In some worlds, this other solution involves the Power of Love. Star Trek Discovery, season 3, seems to exist in such a world. The bad guys are not really bad after all, just misguided, unhappy, or perhaps even right about having been mistreated. And there is something to this, as anyone who has been caught between two feuding friends can agree. In these worlds, with the right approach, the two sides can be reconciled and be friends.

I would like to think that this is also true of our world, but it seems clear that there are some people who really don’t care about others. There are even people who actively enjoy hurting others, and not because they believe the others have wronged them. The Power of Love seems inadequate here, at least without some sort of psychiatric fix that we don’t currently have.

Even when the enmity is between two basically decent people or groups of people, reconciliation is much, much harder than it appears in fiction. People tend to see all the ways in which they have been wronged, but only a small percentage of the ways in which they have wronged others. (I don’t remember the name for this bias.) So people feel that they are being asked to accept more cost and forgive more injury than the other side. Even when it’s clear that the dispute is hurting everyone, it is very hard for people to accept less than they feel they are owed. And if resentment continues to burn, the dispute is likely to flare up again at a moment’s notice. One can only hope that the next generation doesn’t inherit all the resentment of the past.

Does fiction help us understand morality? As an author, I can show a world in which it is sometimes necessary to kill, or a world in which there is always a better way. My characters may need to do bad things in order to prevent worse ones, or my characters may need to stick to their principles and refuse to do wrong, no matter what, lest they become part of the problem themselves. The bad guys may be misunderstood, or they may truly be bad.

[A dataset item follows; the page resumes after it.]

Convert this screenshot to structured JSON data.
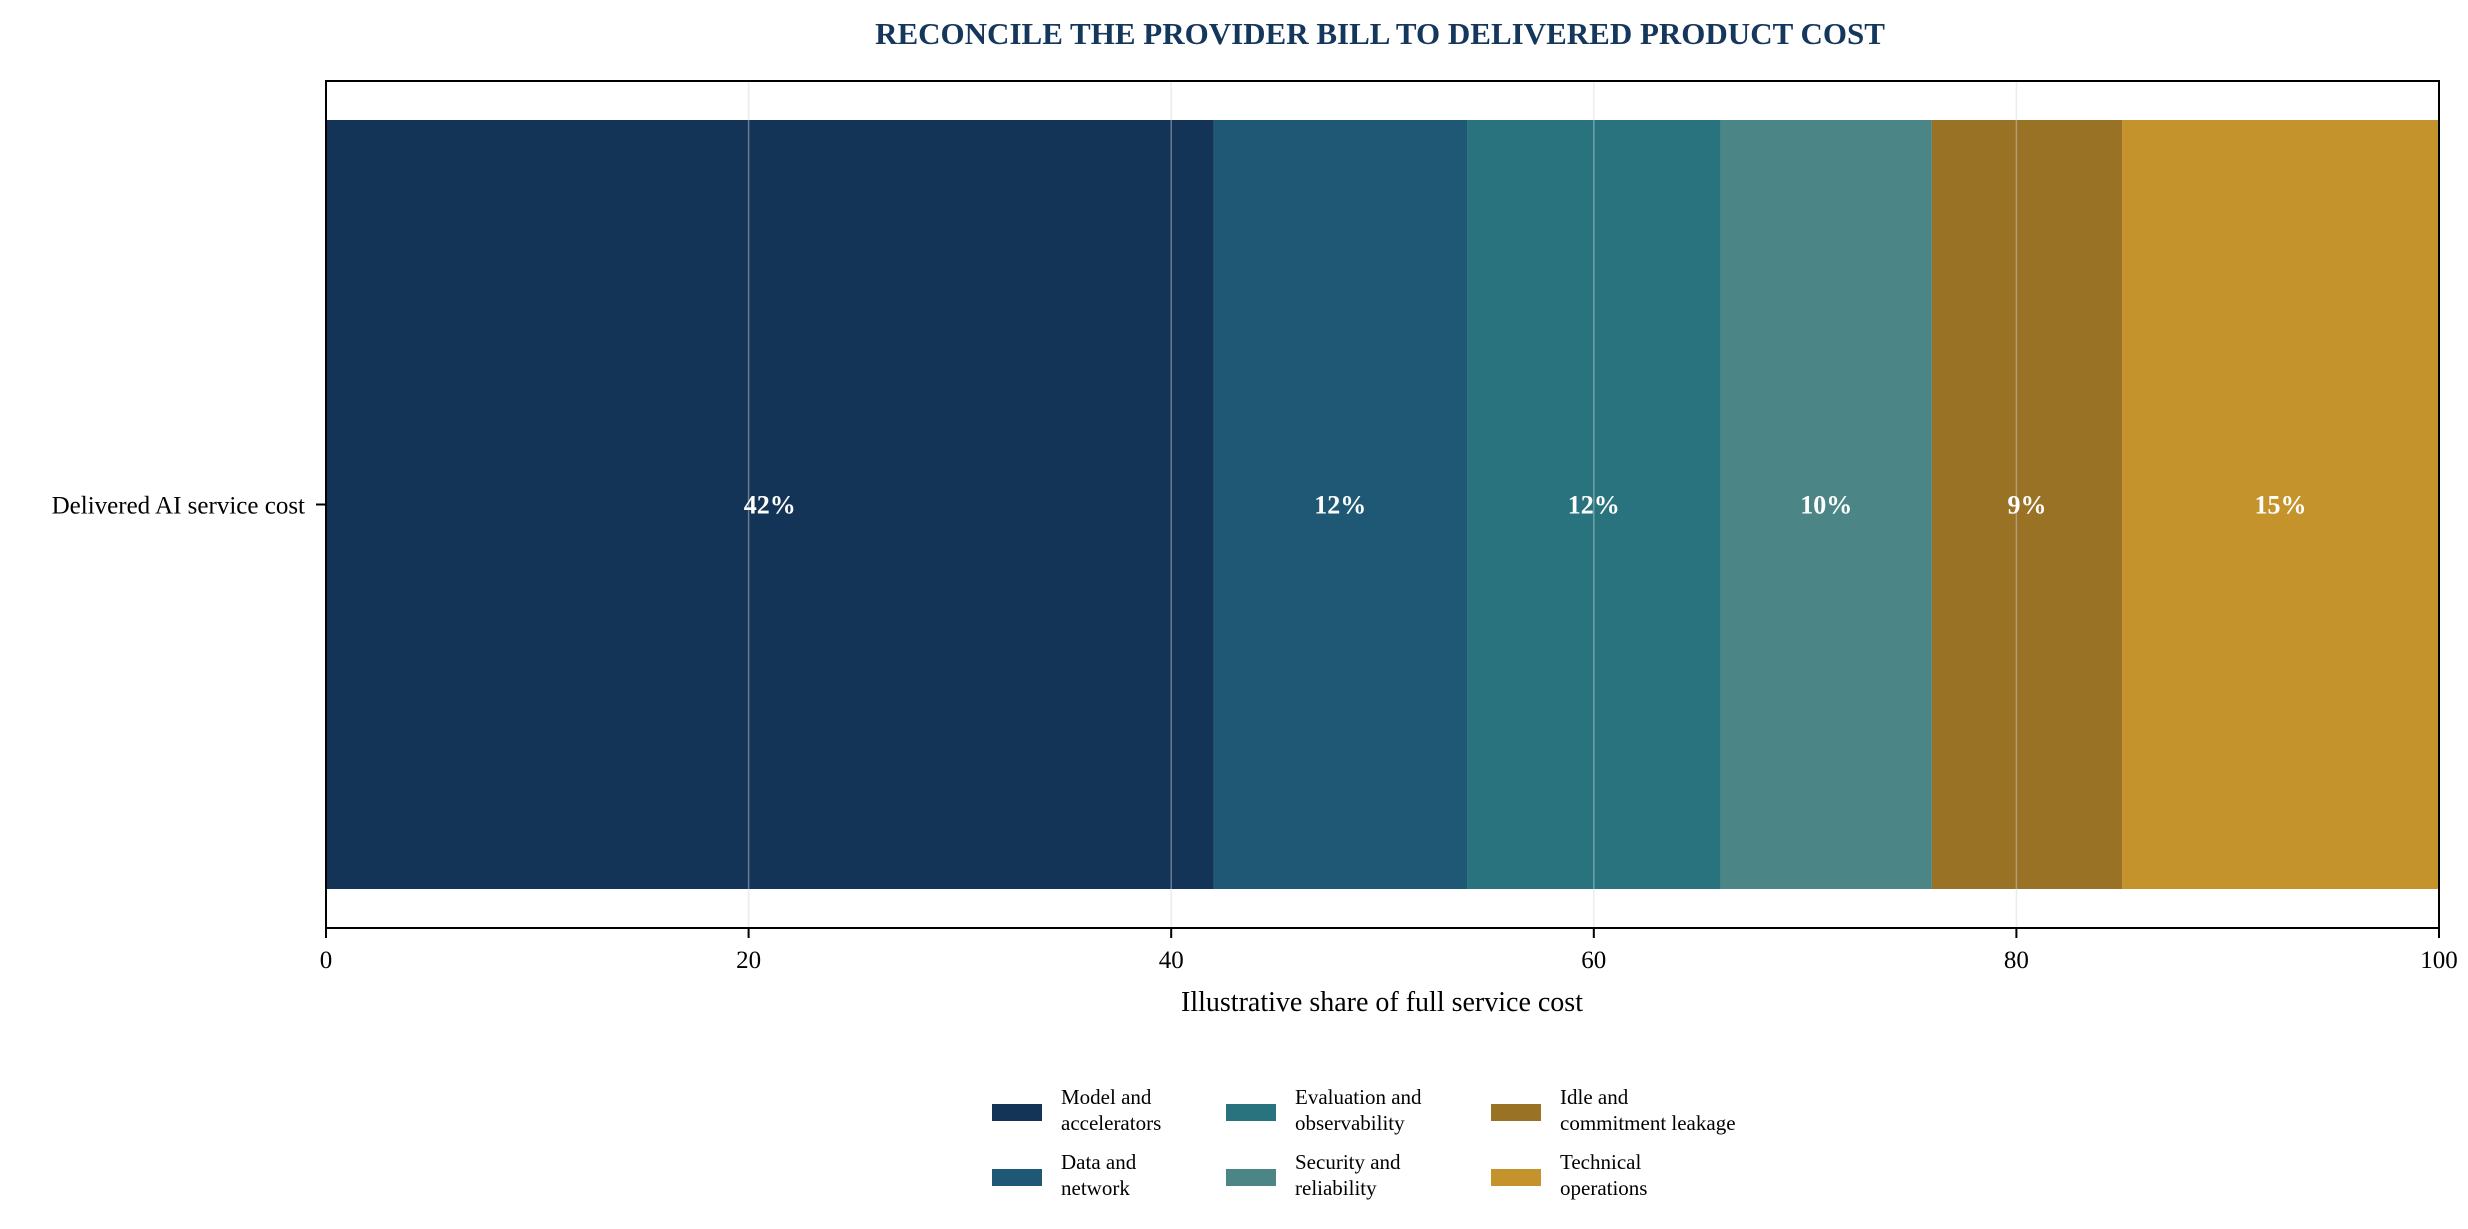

How does this help with the real world? When I’m addressing some real world situation, I may have the Dr. Who universe in mind, while someone else is thinking about the Marvel Universe. No wonder we disagree about what to do! Which of the many fictional worlds is most like our own? Tony Stark’s New York? Dr. Who’s London? The Federation of the far, far future? Something else?

Yes.

One thing fiction does help us do is see the different ways that other people–and ourselves, at different times–perceive the world. It can help us understand why we draw such vastly different conclusions about how to react. It cannot, however, tell us what is right.

Till next post.

P.S. Though I used science fiction for my examples, the same contrasts exist in novels and films set in strictly realistic settings.